To minimize the risk of COVID-19 infections and spread, most schools have opted for online learning so that students can still study remotely. However, teaching preschool online can be a challenge. Not only do children have a low attention span and require close supervision, but teachers are also less equipped to teach preschoolers remotely. Here are a few tips on the best practices for teaching preschool online to ensure optimal learning for your pupils.
1. Keep Learning Activities Short and Engaging
Kids have a short attention span. Teaching kids online via video conferencing platforms can lead to fatigue, impairing concentration during an online learning session. With this in mind, it is advisable to keep your learning activities short and engaging to avoid wearing your learners out. By splitting your learning activities into short sessions, you give your preschool learners a chance to take a break and prevent monotony.
Make your lessons as engaging as possible to keep your learners’ attention and maintain their interest in learning activities. You can do this by using songs and dance, asking them questions, and alternating between passive and active learning activities. Although online learning sessions may be shorter, they will still be productive as your preschool kids won’t see it as a chore.
2. Involve Your Learner’s Families
Family involvement is crucial when teaching preschool online as it makes it easier to prepare the kids for preschool virtual learning. Encourage family members to be present when their kids are learning online as it fosters a sense of community and enables kids to attend the lessons as required. What’s more, family members can also help you supervise the learners during the class. Also, maintain remote relationships with your learner’s parents or guardians through regular communication, such as making weekly phone or video calls, as well as sending daily emails.
Since it can be challenging to use readily available learning materials at every learner’s home, you can ask parents to acquire a preschool kit. The kit should contain learning materials that you usually use in the classroom, such as colored papers, cards, play dough, shapes, and markers. Doing so promotes uniformity and consistency and helps the kids connect with the classroom.
3. Be Compassionate
Virtual learning is new to both preschoolers and teachers. Kids are not used to online learning, and virtual classes may disrupt family routines which can be overwhelming for parents. As such, be compassionate and patient with your learners as they try to adapt to the new way of learning. Also, understand parents or family members when they can’t always be present during their kids’ learning sessions.
Remember to be kind to yourself as no one has the training to teach preschool online. Appreciate that it will take time to adapt to using online teaching tools, and sometimes, your teaching strategies may not produce the result you desire. By treating yourself kindly, being compassionate to your learners, and using challenges as learning experiences, you can achieve a smooth teaching experience.
4. Create and Maintain a Routine
Children love a sense of routine and certainty. Develop a schedule that your learners will follow, and stick to it. One of the best ways to maintain a consistent schedule is by conducting activities that you usually carry out in a classroom setting. For example, a typical session may involve greeting every child when joining the lesson, singing a song, reading, engaging in an activity, and finally having a closing song.
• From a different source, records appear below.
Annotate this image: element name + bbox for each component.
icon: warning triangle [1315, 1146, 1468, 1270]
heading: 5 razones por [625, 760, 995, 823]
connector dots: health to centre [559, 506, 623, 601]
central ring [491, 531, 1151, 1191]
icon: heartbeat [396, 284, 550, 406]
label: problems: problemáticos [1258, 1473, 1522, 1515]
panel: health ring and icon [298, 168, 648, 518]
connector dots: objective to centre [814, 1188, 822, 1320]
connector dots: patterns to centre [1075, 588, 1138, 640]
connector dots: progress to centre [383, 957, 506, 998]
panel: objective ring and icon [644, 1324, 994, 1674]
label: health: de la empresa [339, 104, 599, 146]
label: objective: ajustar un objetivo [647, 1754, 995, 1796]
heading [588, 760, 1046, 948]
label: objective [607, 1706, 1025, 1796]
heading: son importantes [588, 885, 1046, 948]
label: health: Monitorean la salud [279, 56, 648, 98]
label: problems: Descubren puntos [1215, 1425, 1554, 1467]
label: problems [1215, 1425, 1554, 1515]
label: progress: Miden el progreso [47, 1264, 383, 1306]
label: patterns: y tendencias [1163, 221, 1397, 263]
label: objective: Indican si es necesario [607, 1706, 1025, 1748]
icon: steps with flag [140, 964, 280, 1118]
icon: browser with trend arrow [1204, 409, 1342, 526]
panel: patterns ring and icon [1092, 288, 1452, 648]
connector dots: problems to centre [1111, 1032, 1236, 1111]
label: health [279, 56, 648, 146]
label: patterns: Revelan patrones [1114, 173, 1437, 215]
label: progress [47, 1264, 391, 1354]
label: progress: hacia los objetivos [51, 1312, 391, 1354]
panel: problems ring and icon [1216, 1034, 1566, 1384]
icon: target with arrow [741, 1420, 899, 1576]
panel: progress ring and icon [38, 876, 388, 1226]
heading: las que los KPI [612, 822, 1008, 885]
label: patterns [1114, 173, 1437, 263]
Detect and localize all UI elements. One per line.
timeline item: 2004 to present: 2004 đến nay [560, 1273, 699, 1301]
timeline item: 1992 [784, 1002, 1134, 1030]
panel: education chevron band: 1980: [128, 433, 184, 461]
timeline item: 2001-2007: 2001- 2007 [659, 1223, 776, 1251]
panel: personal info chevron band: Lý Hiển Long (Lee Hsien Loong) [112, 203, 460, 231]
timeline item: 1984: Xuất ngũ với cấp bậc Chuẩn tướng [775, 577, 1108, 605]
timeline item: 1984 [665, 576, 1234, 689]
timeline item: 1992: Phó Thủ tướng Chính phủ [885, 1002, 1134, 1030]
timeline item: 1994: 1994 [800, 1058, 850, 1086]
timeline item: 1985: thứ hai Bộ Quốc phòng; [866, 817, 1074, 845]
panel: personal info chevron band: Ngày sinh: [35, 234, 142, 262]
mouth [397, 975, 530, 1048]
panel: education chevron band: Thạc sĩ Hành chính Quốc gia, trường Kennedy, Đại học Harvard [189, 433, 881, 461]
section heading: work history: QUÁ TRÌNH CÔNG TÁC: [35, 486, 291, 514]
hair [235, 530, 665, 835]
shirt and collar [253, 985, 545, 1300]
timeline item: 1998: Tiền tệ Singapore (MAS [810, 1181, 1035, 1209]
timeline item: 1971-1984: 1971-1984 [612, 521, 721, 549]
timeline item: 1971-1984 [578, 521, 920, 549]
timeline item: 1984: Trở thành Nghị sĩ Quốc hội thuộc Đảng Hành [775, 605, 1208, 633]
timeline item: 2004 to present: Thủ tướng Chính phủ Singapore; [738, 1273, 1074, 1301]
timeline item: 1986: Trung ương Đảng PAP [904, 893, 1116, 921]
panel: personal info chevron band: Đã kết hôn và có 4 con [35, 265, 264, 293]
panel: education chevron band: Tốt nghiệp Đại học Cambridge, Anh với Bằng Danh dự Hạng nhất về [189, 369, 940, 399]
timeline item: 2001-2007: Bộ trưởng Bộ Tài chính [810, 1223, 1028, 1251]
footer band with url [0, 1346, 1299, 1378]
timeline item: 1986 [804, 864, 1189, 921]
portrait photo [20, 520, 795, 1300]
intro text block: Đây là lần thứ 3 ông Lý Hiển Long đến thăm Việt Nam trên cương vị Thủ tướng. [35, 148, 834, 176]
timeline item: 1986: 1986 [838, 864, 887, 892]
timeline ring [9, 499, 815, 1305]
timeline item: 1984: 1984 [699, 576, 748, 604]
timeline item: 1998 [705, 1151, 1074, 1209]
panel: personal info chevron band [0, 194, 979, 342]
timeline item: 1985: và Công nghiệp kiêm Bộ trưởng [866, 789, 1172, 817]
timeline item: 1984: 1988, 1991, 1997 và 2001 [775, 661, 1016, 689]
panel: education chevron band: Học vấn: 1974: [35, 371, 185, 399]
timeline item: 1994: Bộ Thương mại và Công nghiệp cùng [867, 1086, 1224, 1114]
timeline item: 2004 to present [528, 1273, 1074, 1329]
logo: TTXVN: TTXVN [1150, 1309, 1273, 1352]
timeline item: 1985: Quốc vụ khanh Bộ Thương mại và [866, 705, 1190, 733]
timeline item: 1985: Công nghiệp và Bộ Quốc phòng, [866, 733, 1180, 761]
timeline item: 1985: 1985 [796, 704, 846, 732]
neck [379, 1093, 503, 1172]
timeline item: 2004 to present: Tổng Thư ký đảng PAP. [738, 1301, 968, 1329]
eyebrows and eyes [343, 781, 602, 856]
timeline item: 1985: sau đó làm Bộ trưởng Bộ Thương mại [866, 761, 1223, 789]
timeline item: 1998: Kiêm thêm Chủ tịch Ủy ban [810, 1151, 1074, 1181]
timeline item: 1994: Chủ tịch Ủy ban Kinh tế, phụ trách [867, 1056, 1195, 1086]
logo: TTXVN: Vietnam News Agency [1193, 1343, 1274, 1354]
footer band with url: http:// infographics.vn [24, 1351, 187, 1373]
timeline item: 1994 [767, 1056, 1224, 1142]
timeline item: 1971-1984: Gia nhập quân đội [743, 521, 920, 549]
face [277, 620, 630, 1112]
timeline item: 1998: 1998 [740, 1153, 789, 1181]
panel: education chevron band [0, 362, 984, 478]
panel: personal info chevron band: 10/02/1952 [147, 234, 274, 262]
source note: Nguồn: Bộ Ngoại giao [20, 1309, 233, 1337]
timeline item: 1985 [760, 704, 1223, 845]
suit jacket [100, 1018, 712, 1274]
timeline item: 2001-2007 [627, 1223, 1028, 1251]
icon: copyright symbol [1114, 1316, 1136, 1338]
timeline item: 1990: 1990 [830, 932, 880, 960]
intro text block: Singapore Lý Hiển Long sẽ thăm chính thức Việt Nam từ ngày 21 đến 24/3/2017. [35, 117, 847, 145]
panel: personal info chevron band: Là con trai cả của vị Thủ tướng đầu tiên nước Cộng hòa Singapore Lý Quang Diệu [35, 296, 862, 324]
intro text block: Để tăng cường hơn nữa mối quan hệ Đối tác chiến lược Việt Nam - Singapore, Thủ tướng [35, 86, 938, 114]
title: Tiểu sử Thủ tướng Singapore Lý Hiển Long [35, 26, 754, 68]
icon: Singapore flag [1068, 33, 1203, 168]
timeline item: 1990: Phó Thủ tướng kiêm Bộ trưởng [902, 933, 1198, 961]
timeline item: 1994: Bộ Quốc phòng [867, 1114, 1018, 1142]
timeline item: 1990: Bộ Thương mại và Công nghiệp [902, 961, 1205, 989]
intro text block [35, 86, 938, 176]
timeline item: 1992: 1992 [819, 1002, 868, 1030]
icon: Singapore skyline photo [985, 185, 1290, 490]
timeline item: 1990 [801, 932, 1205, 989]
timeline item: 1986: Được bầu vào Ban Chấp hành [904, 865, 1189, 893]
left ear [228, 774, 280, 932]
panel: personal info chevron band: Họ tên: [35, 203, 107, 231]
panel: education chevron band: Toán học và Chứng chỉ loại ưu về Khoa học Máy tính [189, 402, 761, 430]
A consistent routine helps learners know what to expect when they join your online class and promotes confidence in the new learning environment. However, you don’t have to use the same routine you apply in school if the dynamics of online learning do not allow it. Remember to factor in developmental milestones when planning your virtual learning activities. Ensure that you incorporate programs that cater to the children’s socio-emotional development, language and literacy skills, physical development, and cognitive development.
5. Provide Both Online and Offline Learning Options
When teaching preschool online, you need to consider that your learners are still developing and need limited screen time. When planning your learning activities, include offline activities for variety. Offline learning activities give your learners a break from the screen while remaining valuable. Examples of offline activities include creating things with card boxes or nature hunting.
You can also include follow-up activities that they can do with their parents and ask them to present them in the following learning session. Always ensure the tasks you set out for your preschool learners are easy to do, utilize available materials, and are not messy to avoid putting too much pressure on parents.
Teaching preschool online will require you to adapt your learning plans to fit the virtual program. While it may be challenging at first, considering the above best practices will help you conduct hassle-free online teaching. Note that you may have to explore different teaching strategies before finding the one that fits your learners. However, let your preschool kids be your guide by noting what they enjoy and incorporating it into your teaching program.